Anda di halaman 1dari 3

Tetap Hati-Hati Dalam Kebocoran Data Pribadi Di Internet

OLEH

NIM : 2211102432217

Data pribadi adalah salah satu hal yang wajib  diperhatikan dan diwaspadai dari kejahatan siber.
Alasan utamanya adalah karena data pribadi bisa disalahgunakan oleh pihak-pihak yang tidak
bertanggung jawab.
Dengan data, maka mereka bisa membobol akun pribadi, membuat akun pinjaman online
menggunakan data kita, menjadikan kita sasaran iklan internet, dan menjual data untuk kepentingan
marketing.

Data pribadi menurut RUU PDP tersebut terdiri dari dua jenis, yang pertama adalah data pribadi
yang bersifat umum. Dan yang kedua adalah data pribadi yang bersifat spesifik.
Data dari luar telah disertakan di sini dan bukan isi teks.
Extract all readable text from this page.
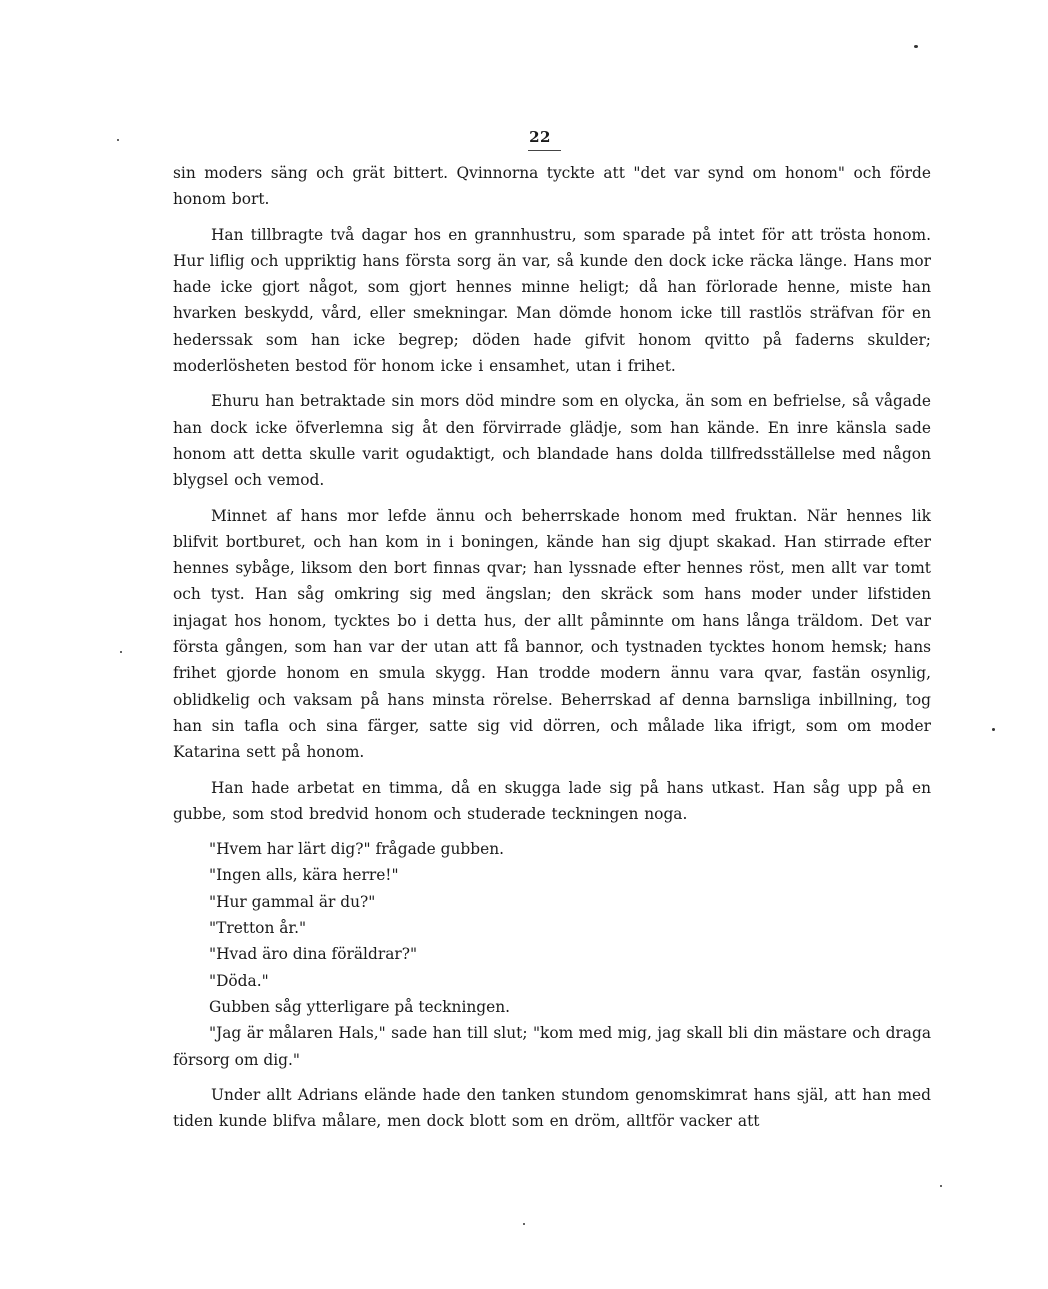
22

sin moders säng och grät bittert. Qvinnorna tyckte att "det var synd om honom" och förde honom bort.

Han tillbragte två dagar hos en grannhustru, som sparade på intet för att trösta honom. Hur liflig och uppriktig hans första sorg än var, så kunde den dock icke räcka länge. Hans mor hade icke gjort något, som gjort hennes minne heligt; då han förlorade henne, miste han hvarken beskydd, vård, eller smekningar. Man dömde honom icke till rastlös sträfvan för en hederssak som han icke begrep; döden hade gifvit honom qvitto på faderns skulder; moderlösheten bestod för honom icke i ensamhet, utan i frihet.

Ehuru han betraktade sin mors död mindre som en olycka, än som en befrielse, så vågade han dock icke öfverlemna sig åt den förvirrade glädje, som han kände. En inre känsla sade honom att detta skulle varit ogudaktigt, och blandade hans dolda tillfredsställelse med någon blygsel och vemod.

Minnet af hans mor lefde ännu och beherrskade honom med fruktan. När hennes lik blifvit bortburet, och han kom in i boningen, kände han sig djupt skakad. Han stirrade efter hennes sybåge, liksom den bort finnas qvar; han lyssnade efter hennes röst, men allt var tomt och tyst. Han såg omkring sig med ängslan; den skräck som hans moder under lifstiden injagat hos honom, tycktes bo i detta hus, der allt påminnte om hans långa träldom. Det var första gången, som han var der utan att få bannor, och tystnaden tycktes honom hemsk; hans frihet gjorde honom en smula skygg. Han trodde modern ännu vara qvar, fastän osynlig, oblidkelig och vaksam på hans minsta rörelse. Beherrskad af denna barnsliga inbillning, tog han sin tafla och sina färger, satte sig vid dörren, och målade lika ifrigt, som om moder Katarina sett på honom.

Han hade arbetat en timma, då en skugga lade sig på hans utkast. Han såg upp på en gubbe, som stod bredvid honom och studerade teckningen noga.

"Hvem har lärt dig?" frågade gubben.

"Ingen alls, kära herre!"

"Hur gammal är du?"

"Tretton år."

"Hvad äro dina föräldrar?"

"Döda."

Gubben såg ytterligare på teckningen.

"Jag är målaren Hals," sade han till slut; "kom med mig, jag skall bli din mästare och draga försorg om dig."

Under allt Adrians elände hade den tanken stundom genomskimrat hans själ, att han med tiden kunde blifva målare, men dock blott som en dröm, alltför vacker att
1) Data pribadi bersifat umum meliputi nama lengkap, jenis kelamin, kewarganegaraan, agama,
dan atau data pribadi yang dikombinasikan untuk mengidentifikasi seseorang.
2) Sedangkan data pribadi yang bersifat spesifik meliputi, data dan informasi kesehatan, data
biometrik, data genetika, kehidupan/orientasi seksual, pandangan politik, catatan kejahatan, data
anak, data keuangan pribadi, dan atau data lainnya sesuai dengan ketentuan peraturan
perundang-undangan.

Berikut daftar negara dengan jumlah akun yang mengalami kebocoran data terbanyak hingga kuartal III-
2022 (13 September 2022):

1. Rusia – 14.788.574 akun


2. Prancis – 12.949.968 akun
3. Indonesia – 12.742.013 akun
4. Amerika Serikat – 4.827.286 akun
5. Tiongkok – 2.782.843 akun
6. Taiwan – 1.230.939 akun
7. Brasil – 1.164.531 akun
8. India – 1.041.887 akun
9. Kolombia – 826.628 akun
10. Nigeria – 558.647 akun
Menurut data perusahaan keamanan siber Surfshark, Indonesia menempati urutan ke-3 negara dengan
jumlah kasus kebocoran data terbanyak di dunia. Tercatat, ada 12,74 juta akun yang mengalami
kebocoran data di tanah air selama kuartal III-2022 alias yang tercatat hingga 13 September 2022

Secara global, akun yang mengalami kebocoran data hingga kuartal III- 2022 mencapai 72,45 juta akun.
Menurut Surfshark, terdapat sebanyak 839 akun bocor setiap 60 detik pada kuartal ini atau 32,7% lebih
tinggi dari kuartal II-2022 yang sebanyak 632 akun bocor tiap menitnya. (Di Kutip Dari Halaman
Website : https://databoks.katadata.co.id)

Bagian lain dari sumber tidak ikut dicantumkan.